Kick to the Midsection
Sugar Drive has a little more mid- and high-midrange kick than the most exacting klones. This can create the illusion that the MXR’s frequency response is narrow for a pedal of this type. For some Klon fans, the extra midrange will reduce the sense of transparency that is partly responsible for Klon’s mythic status. But when I played the Sugar Drive by itself, I didn’t mind the extra presence at all. The very small extra bit of midrange almost gives the Sugar Drive the feel of a Klon that took a little Tube Screamer pill to start the day—no bad thing in my book. And for a player like myself who prefers squishier vintage Fender amplifiers (I primarily use an old Bassman and a blackface Tremolux), the extra midrange lends welcome liveliness to the output. The issue of extra midrange really comes into play when you stack the Sugar Drive with other pedals. If you have a Big Muff on either side of the Sugar Drive, the result is a full-spectrum wallop. Using a more scathing Tone Bender-style circuit alongside Sugar Drive can be less flattering to both pedals. But again, it bears mentioning that we’re discussing very small increments in variation. In general, the Sugar Drive is friendly and accommodating to other distortions, fuzzes, and overdrives.

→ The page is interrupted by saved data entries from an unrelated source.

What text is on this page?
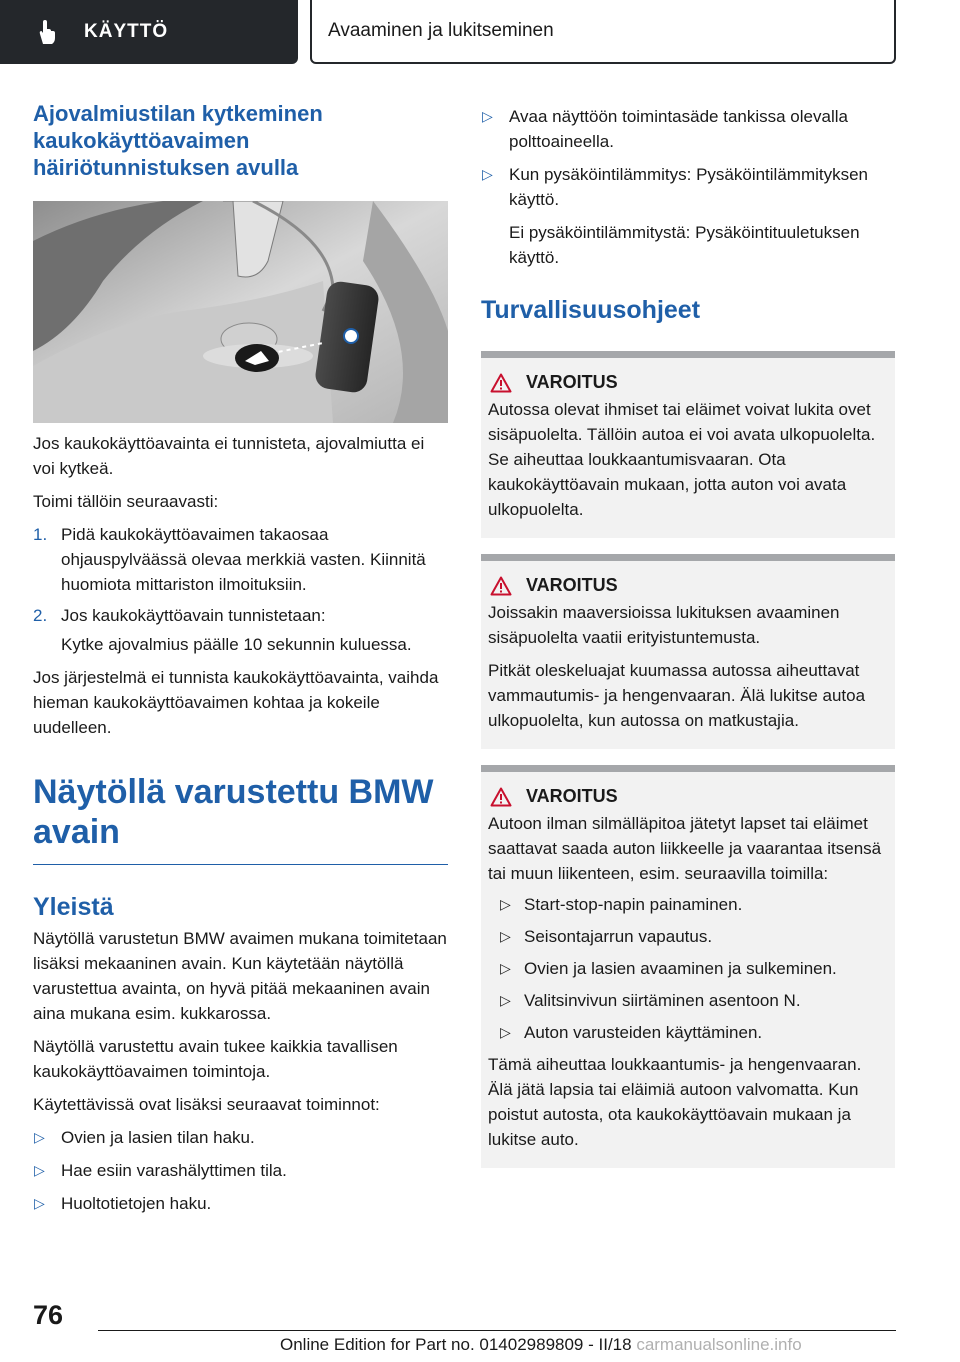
KÄYTTÖ	Avaaminen ja lukitseminen
Ajovalmiustilan kytkeminen kaukokäyttöavaimen häiriötunnistuksen avulla

Jos kaukokäyttöavainta ei tunnisteta, ajovalmiutta ei voi kytkeä.

Toimi tällöin seuraavasti:

1. Pidä kaukokäyttöavaimen takaosaa ohjauspylväässä olevaa merkkiä vasten. Kiinnitä huomiota mittariston ilmoituksiin.
2. Jos kaukokäyttöavain tunnistetaan:
Kytke ajovalmius päälle 10 sekunnin kuluessa.

Jos järjestelmä ei tunnista kaukokäyttöavainta, vaihda hieman kaukokäyttöavaimen kohtaa ja kokeile uudelleen.

Näytöllä varustettu BMW avain
Yleistä

Näytöllä varustetun BMW avaimen mukana toimitetaan lisäksi mekaaninen avain. Kun käytetään näytöllä varustettua avainta, on hyvä pitää mekaaninen avain aina mukana esim. kukkarossa.

Näytöllä varustettu avain tukee kaikkia tavallisen kaukokäyttöavaimen toimintoja.

Käytettävissä ovat lisäksi seuraavat toiminnot:

▷ Ovien ja lasien tilan haku.
▷ Hae esiin varashälyttimen tila.
▷ Huoltotietojen haku.
▷ Avaa näyttöön toimintasäde tankissa olevalla polttoaineella.
▷ Kun pysäköintilämmitys: Pysäköintilämmityksen käyttö.
Ei pysäköintilämmitystä: Pysäköintituuletuksen käyttö.
Turvallisuusohjeet
VAROITUS

Autossa olevat ihmiset tai eläimet voivat lukita ovet sisäpuolelta. Tällöin autoa ei voi avata ulkopuolelta. Se aiheuttaa loukkaantumisvaaran. Ota kaukokäyttöavain mukaan, jotta auton voi avata ulkopuolelta.

VAROITUS

Joissakin maaversioissa lukituksen avaaminen sisäpuolelta vaatii erityistuntemusta.

Pitkät oleskeluajat kuumassa autossa aiheuttavat vammautumis- ja hengenvaaran. Älä lukitse autoa ulkopuolelta, kun autossa on matkustajia.

VAROITUS

Autoon ilman silmälläpitoa jätetyt lapset tai eläimet saattavat saada auton liikkeelle ja vaarantaa itsensä tai muun liikenteen, esim. seuraavilla toimilla:

▷ Start-stop-napin painaminen.
▷ Seisontajarrun vapautus.
▷ Ovien ja lasien avaaminen ja sulkeminen.
▷ Valitsinvivun siirtäminen asentoon N.
▷ Auton varusteiden käyttäminen.

Tämä aiheuttaa loukkaantumis- ja hengenvaaran. Älä jätä lapsia tai eläimiä autoon valvomatta. Kun poistut autosta, ota kaukokäyttöavain mukaan ja lukitse auto.

76
Online Edition for Part no. 01402989809 - II/18 carmanualsonline.info
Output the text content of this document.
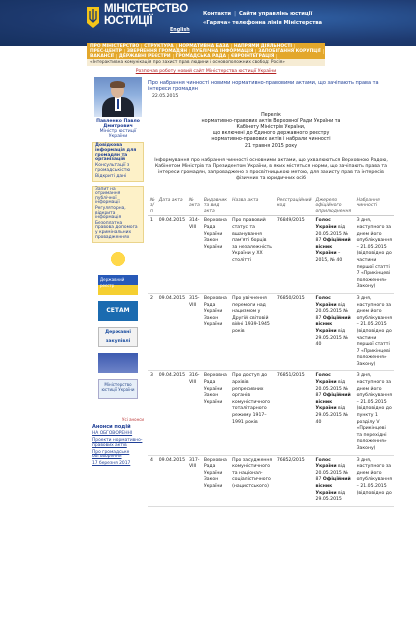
МІНІСТЕРСТВО
ЮСТИЦІЇ
Контакти | Сайти управлінь юстиції
«Гаряча» телефонна лінія Міністерства
English
ПРО МІНІСТЕРСТВО	СТРУКТУРА	НОРМАТИВНА БАЗА	НАПРЯМИ ДІЯЛЬНОСТІ
ПРЕС-ЦЕНТР	ЗВЕРНЕННЯ ГРОМАДЯН	ПУБЛІЧНА ІНФОРМАЦІЯ	ЗАПОБІГАННЯ КОРУПЦІЇ
ВАКАНСІЇ	ДЕРЖАВНІ РЕЄСТРИ	ГРОМАДСЬКА РАДА	ЄВРОІНТЕГРАЦІЯ
«Інтерактивна комунікація про захист прав людини і основоположних свобод: Росія»
Розпочав роботу новий сайт Міністерства юстиції України
Павленко Павло Дмитрович
Міністр юстиції України
Довідкова інформація для громадян та організацій
Консультації з громадськістю
Відкриті дані
Запит на отримання публічної інформації
Регуляторна, відкрита інформація
Безоплатна правова допомога у кримінальних провадженнях
Державний реєстр
СЕТАМ
Державні закупівлі
Міністерство юстиції України
Усі анонси
Анонси подій
НА ОБГОВОРЕННІ
Проекти нормативно-правових актів
Про громадське обговорення
17 березня 2017
Про набрання чинності новими нормативно-правовими актами, що зачіпають права та інтереси громадян
22.05.2015
Перелік
нормативно-правових актів Верховної Ради України та
Кабінету Міністрів України,
що включені до Єдиного державного реєстру
нормативно-правових актів і набрали чинності
21 травня 2015 року
Інформування про набрання чинності основними актами, що ухвалюються Верховною Радою, Кабінетом Міністрів та Президентом України, в яких містяться норми, що зачіпають права та інтереси громадян, запроваджено з просвітницькою метою, для захисту прав та інтересів фізичних та юридичних осіб
№ з/п	Дата акта	№ акта	Видавник та вид акта	Назва акта	Реєстраційний код	Джерело офіційного оприлюднення	Набрання чинності
1	09.04.2015	314-VIII	Верховна Рада України Закон України	Про правовий статус та вшанування пам'яті борців за незалежність України у XX столітті	76849/2015	Голос України від 20.05.2015 № 87 Офіційний вісник України – 2015, № 40	З дня, наступного за днем його опублікування – 21.05.2015 (відповідно до частини першої статті 7 «Прикінцеві положення» Закону)
2	09.04.2015	315-VIII	Верховна Рада України Закон України	Про увічнення перемоги над нацизмом у Другій світовій війні 1939-1945 років	76850/2015	Голос України від 20.05.2015 № 87 Офіційний вісник України від 29.05.2015 № 40	З дня, наступного за днем його опублікування – 21.05.2015 (відповідно до частини першої статті 7 «Прикінцеві положення» Закону)
3	09.04.2015	316-VIII	Верховна Рада України Закон України	Про доступ до архівів репресивних органів комуністичного тоталітарного режиму 1917–1991 років	76851/2015	Голос України від 20.05.2015 № 87 Офіційний вісник України від 29.05.2015 № 40	З дня, наступного за днем його опублікування – 21.05.2015 (відповідно до пункту 1 розділу V «Прикінцеві та перехідні положення» Закону)
4	09.04.2015	317-VIII	Верховна Рада України Закон України	Про засудження комуністичного та націонал-соціалістичного (нацистського)	76852/2015	Голос України від 20.05.2015 № 87 Офіційний вісник України від 29.05.2015	З дня, наступного за днем його опублікування – 21.05.2015 (відповідно до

You can’t discuss a pedal like the Sugar Drive, it seems, without talking about its capacity as a clean boost. This isn’t really my favorite part of the klone experience. I like boosts to add a little touch of flavor. Nevertheless, the Sugar Drive handles this task with aplomb—especially because you can use the effective tone control to hype hot-but-cleanish tones in a cool way.
Though they’re a bit late to the party, I’m glad MXR took the time to get their Klon klone right. It doesn’t bend over backward to slavishly imitate every last little detail of the original Klon, and it is a cooler pedal for the flexibility in design mindset. The ever-so-slight bump in midrange will be welcome to many vintage Fender-style amp users (particularly those working on the tweed end of the spectrum). And the aspects of great, classic Klon design that remain intact, especially the oxygenated high-gain settings, make the pedal feel remarkably responsive and complex for the price. Factor in the convenience of the miniscule size, and you have a price/performance championship contender on your hands.